Importance of pre-analytical steps for transcriptome and RT-qPCR analyses in the context of the phase II randomised multicentre trial REMAGUS02 of neoadjuvant chemotherapy in breast cancer patients
1 Department of tumour Biology, Institut Curie, Paris 75005, France
2 Department of Biostatistics, Institut Curie, Paris 75005, France
3 Inserm U900, Institut Curie, Paris 75005, France
4 Translational Research Department, Institut Curie, Paris 75005, France
5 Department of Biochemistry, AP-HP, Saint-Louis Hospital, University Paris Diderot, Paris 75010, France
6 Translational Research Laboratory, Institut Gustave Roussy, Villejuif 94805, France
7 Department of Oncogenetic, Institut Curie, Hôpital René Huguenin, Saint Cloud 92210, France
8 Department of Pathology, Institut Gustave Roussy, Villejuif 94805, France
9 Department of Pathology, AP-HP, Saint-Louis Hospital, University Paris Diderot, Paris 75010, France
10 Department of Pathology, Institut Curie, René Huguenin Hospital, Saint Cloud 92210, France
11 Centre for Therapeutic Innovations in Oncology and Haematology, AP-HP, Saint-Louis Hospital, University Paris Diderot, Paris 75010, France
BMC Cancer 2011, 11:215 doi:10.1186/1471-2407-11-215Published: 1 June 2011
Identification of predictive markers of response to treatment is a major objective in breast cancer. A major problem in clinical sampling is the variability of RNA templates, requiring accurate management of tumour material and subsequent analyses for future translation in clinical practice. Our aim was to establish the feasibility and reliability of high throughput RNA analysis in a prospective trial.

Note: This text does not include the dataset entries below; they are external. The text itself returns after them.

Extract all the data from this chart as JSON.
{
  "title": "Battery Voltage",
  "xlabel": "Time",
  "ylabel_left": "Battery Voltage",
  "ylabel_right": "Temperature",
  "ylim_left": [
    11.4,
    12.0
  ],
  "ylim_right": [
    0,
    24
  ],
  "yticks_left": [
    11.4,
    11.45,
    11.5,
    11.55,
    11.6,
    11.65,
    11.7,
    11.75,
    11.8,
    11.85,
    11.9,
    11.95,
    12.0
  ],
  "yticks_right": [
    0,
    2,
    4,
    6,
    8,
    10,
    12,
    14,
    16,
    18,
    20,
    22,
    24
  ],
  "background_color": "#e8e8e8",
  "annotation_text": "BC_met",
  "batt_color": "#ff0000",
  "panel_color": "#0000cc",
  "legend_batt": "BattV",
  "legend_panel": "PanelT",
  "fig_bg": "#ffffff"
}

This study was conducted on RNA from initial biopsies, in a prospective trial of neoadjuvant chemotherapy in 327 patients with inoperable breast cancer. Four independent centres included patients and samples. Human U133 GeneChips plus 2.0 arrays for transcriptome analysis and quantitative RT-qPCR of 45 target genes and 6 reference genes were analysed on total RNA.
Thirty seven samples were excluded because i) they contained less than 30% malignant cells, or ii) they provided RNA Integrity Number (RIN) of poor quality. Among the 290 remaining cases, taking into account strict quality control criteria initially defined to ensure good quality of sampling, 78% and 82% samples were eligible for transcriptome and RT-qPCR analyses, respectively. For RT-qPCR, efficiency was corrected by using standard curves for each gene and each plate. It was greater than 90% for all genes. Clustering analysis highlighted relevant breast cancer phenotypes for both techniques (ER+, PR+, HER2+, triple negative). Interestingly, clustering on trancriptome data also demonstrated a "centre effect", probably due to the sampling or extraction methods used in on of the centres. Conversely, the calibration of RT-qPCR analysis led to the centre effect withdrawing, allowing multicentre analysis of gene transcripts with high accuracy.
Our data showed that strict quality criteria for RNA integrity assessment and well calibrated and standardized RT-qPCR allows multicentre analysis of genes transcripts with high accuracy in the clinical context. More stringent criteria are needed for transcriptome analysis for clinical applications.